During testimony before the Senate Judiciary Committee, Obama era Deputy Attorney General Sally Yates threw former FBI Director James Comey under the bus, admitting that he had gone “rogue” in his investigation of the Trump campaign’s alleged ties to Russia.
Those ties—raised largely by the debunked Steele Dossier, which was commissioned by the Hillary Clinton campaign—formed the basis of the two-year Mueller investigation, which ultimately determined that Trump officials had not colluded with Russia.
However, the fallout of the FBI’s corrupt probe resulted in several dubiously predicated indictments based on process crimes such as perjury that the FBI claimed were committed in the course of its counterintelligence probe into the fake claims.
During a grilling with Sen. Lindsey Graham, R-SC, the chairman of the Judiciary Committee, Yates admitted that she disapproved of the FBI’s use of the Logan Act to set a perjury trap for incoming national security adviser Michael Flynn.
“Did Comey go rogue,” asked Graham.
“You could use that term, yes” Yates replied.
With Attorney General Loretta Lynch already facing scrutiny amid allegations of her own election interference in a parallel case involving Hillary Clinton’s mishandling of classified emails, she was relegated largely to the sidelines of the of the anti-Trump “Crossfire Hurricane” probe.
Yates was the signatory on one of the FBI’s original FISA applications, seeking permission to spy on Trump advisers under the Foreign Intelligence Surveillance Act.
She also was present at a Jan. 5, 2017 meeting in the Oval Office, during which President Barack Obama discussed with Comey and others the possibility of weaponizing the Logan Act against the incoming administration.
Also confirmed to have been present in the meeting were then-Vice President Joe Biden and then-national security adviser Susan Rice.
Recently declassified notes from disgraced former FBI agent Peter Strzok indicate that he was also present or had firsthand knowledge of the meeting.
The basis of the meeting was to discuss intercepted communications between Flynn and Russian diplomat Sergey Kislyak over the newly elected Trump administration’s policy on Russian sanctions.
Despite having known of Russian interference during the election, Obama had only decided after the fact, with a month until Trump was due to take power, that he would expel Russian diplomats and heighten tensions due to their apparent efforts to use social media disinformation to sway the election.
However, it is unclear that the Kremlin sought specifically to benefit Trump rather than to sow chaos, as reports have suggested it may also have provided the sourcing of the Steele Dossier.

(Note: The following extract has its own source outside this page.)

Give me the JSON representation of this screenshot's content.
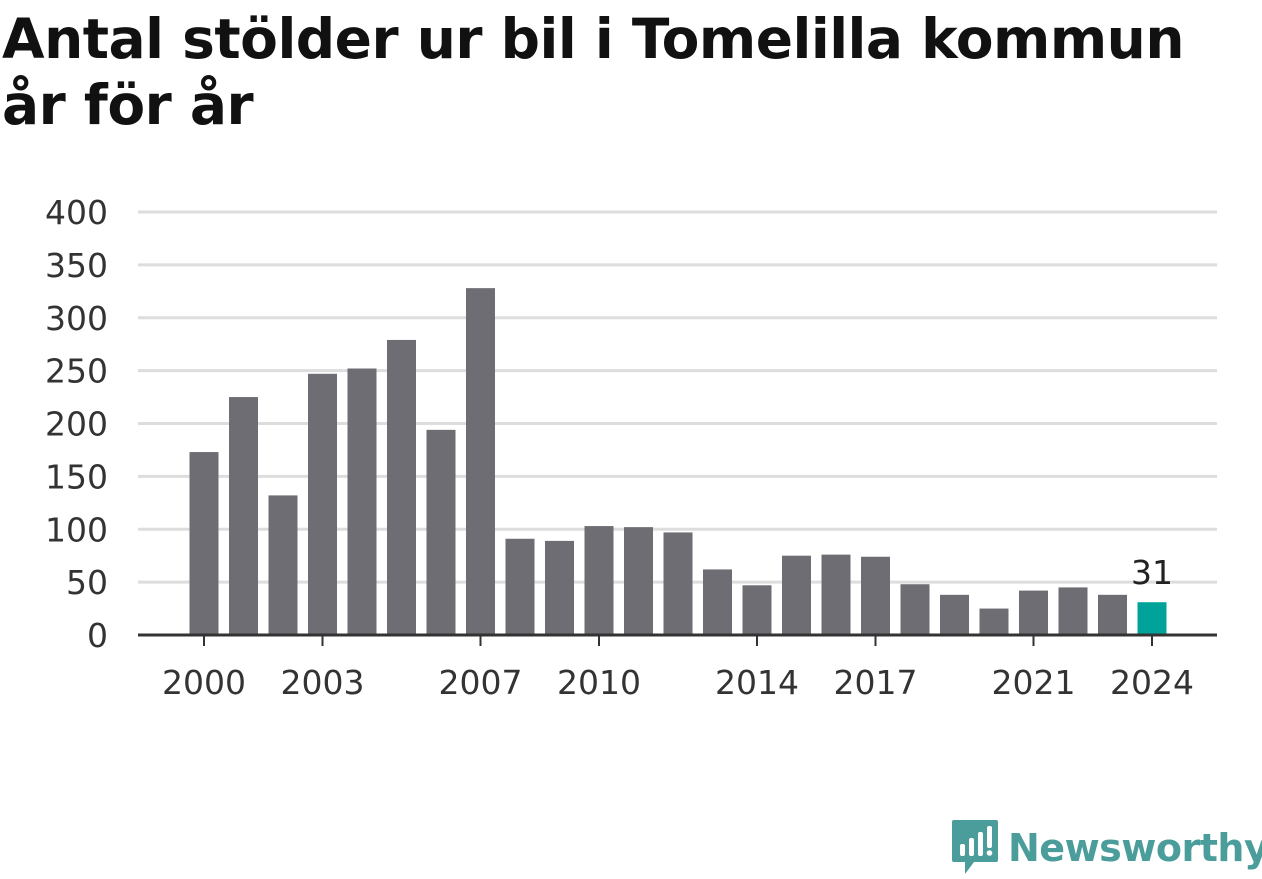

Nonetheless, Flynn sought to reassure Kislyak—who had maintained close ties to the Obama administration while making repeated overtures to the new administration—that the Russians should not escalate Obama’s provocation before the transfer of power.
During the meeting, Yates claimed she was shocked to discover that Obama had been briefed on the intercepts of Flynn’s December conversations with Kislyak even though she was unaware of them.
It has since been revealed that top White House and intelligence officials accessed a deeply classified intelligence report and unmasked Flynn’s identity dozens of times between the November 2016 election and the January 2017 inauguration.
Contradicting Strzok’s notes, Yates denied during her testimony Wednesday that it was Biden who proposed using the antiquated Logan Act against Flynn.
“I don’t remember the vice president saying much of anything in this meeting,” Flynn said of the Jan. 5 gathering. “… I have a vague memory of Director Comey mentioning the Logan Act.”
Yates said, however, that she couldn’t recall if that had been during the meeting or afterward.
The Jan. 5 Oval Office meeting—which also was the subject of national security adviser Susan Rice’s notorious Inauguration Day CYA memo—was significant in the fact that FBI agents investigating Flynn had proposed dropping the probe the day before.
However, due to administrative errors, they had not filed the paperwork—much to the relief of the “7th floor” where Comey and other top FBI officials worked at the agency headquarters, according to declassified Strzok disclosures.
Yates claimed that the agents had recommended closing the Flynn case before knowing about the intercepts of phone calls with Kislyak, but according to Strzok’s notes, Comey admitted in the Oval Office meeting that the substance of the phone calls was legitimate.
Yates downplayed the significance of the Logan Act in the probe, insisting that the FBI was interested in a counterintelligence operation, not a criminal one.
“The whole prism here —that this was all about the Logan Act—is [false],” she told Graham.
“You can certainly talk to foreign leaders,” she continued. However, this was about Flynn “undercutting the sanctions,” she said.
Graham seemed incredulous that the administration would feel the need to take such actions with only two weeks remaining before Trump—and Flynn—took office.
“That is stunning as hell… you can’t really talk to anybody, you can’t hit the ground running,” he said.